Escribo esta columna mientras el profesor Antonio J. Díaz Rodríguez realiza su examen de oposiciones. La frase parasita la gloria del profesor, que ganó el Premio Nacional de Historia la semana pasada. Antes lo sacaba en las columnas escribiendo «Antonio» o «Dr. DR» o «buen doctor» o alguna de las majaderías menores que me soporta. Ahora, ya de púrpura, no quiero caer en esa cosa cordobesa de llamar por el nombre de pila a nuestros príncipes, por la que a Gala lo llaman en todas las casas Antonio, como dando por sentados lectura y parentesco. Lo primero que te quita la gloria en Córdoba es el nombre. Antonio Díaz ha tenido los laureles y una semana de triunfo y el apunte constante de sumisión al examen, ‘Hominem te esse memento’, recuerda que eres un hombre.
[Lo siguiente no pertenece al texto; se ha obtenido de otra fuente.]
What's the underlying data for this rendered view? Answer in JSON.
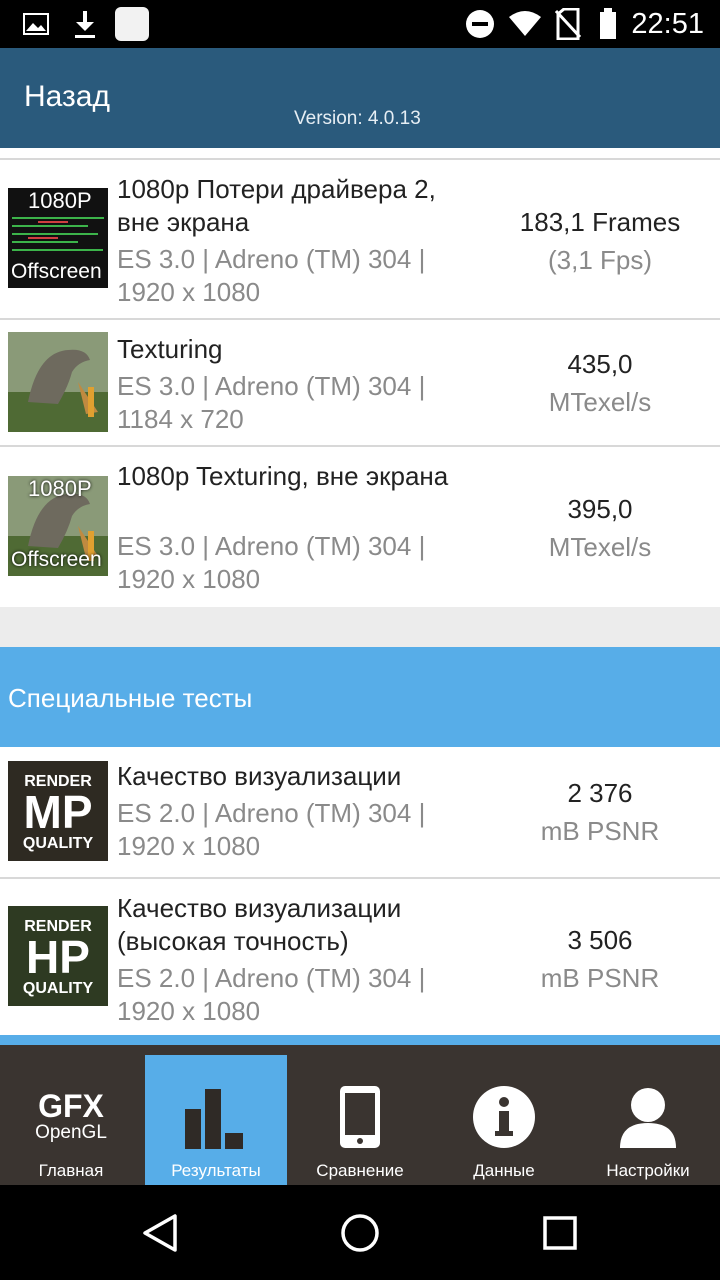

Hay quien se pasa la vida babeando en el felpudo de la gloria, gimoteando, pidiéndole una bendi-ción o una mirada tan sólo. Y hay a quien la gloria lo busca expresamente pese a desprecios y ocultaciones, pese a desplantes; hay quien tiene a la gloria encaprichada y adicta, pendiente de todo lo que haga para decir que le parece bien, amante necesitada y sin horario.

A nadie que conozca al Dr. Díaz le puede sorprender el premio. Antonio tiene un aura de gran intelectual apabullante. No sorprende que consiga lo difícil-a lo que más o menos aspiramos los demás según los días- y no sorprende que consiga lo extraordinario. Uno va conociendo a gente que se queda en el camino, o que toma asombrosos desvíos. Es lo normal. Él es un vector del destino. Entre sus amigos, las bromas que circulan sobre Antonio no se basan en defectos, sino precisamente en que es perfecto hasta un extremo incompatible con la seriedad. Viste inmaculadamente bien, habla un número absurdo de idiomas -me vienen a la cabeza siete-, es un jardinero experto, pinta acuarelas, tiene un olfato hiperdotado que hace que le caigan mal alimentos y los vinos se le desnuden. Tiene una caligrafía medio mágica que le fluye a gran velocidad. Y guisa muy bien, muchas veces platos aprendidos de sus distintos exilios académicos. Cuando come en casa, indefectiblemente, despliega un bonito mantel de hilo y se sirve el menú en su vajilla de la Cartuja. No es capaz de otra cosa: siempre saca el plato bueno, y el conocimiento y la generosidad buenos, sea para una conferencia pequeña, para una clase, para un libro o para una sobremesa. Antonio no apaga el genio, no sabe, no tiene interruptores de su luz ni escasez de combustible. Escribe sin parar y dice que no es escritor, yo creo que por fastidiarnos a los demás, que decimos que lo somos sin escribir media cuartilla decente.

Se cargó el libro premiado en un par de meses, porque era la condición de la editorial. Y mi deseo es que hoy apruebe y con la plaza y el premio le muten las reglas del tiempo, y sean ya las propias de los inmortales, y se le abra la vida de los grandes: leer sin prisa, escribir sin prisa.

Privilegios de todo punto inútiles, de todos modos, porque morirá sin ser capaz de utilizarlos.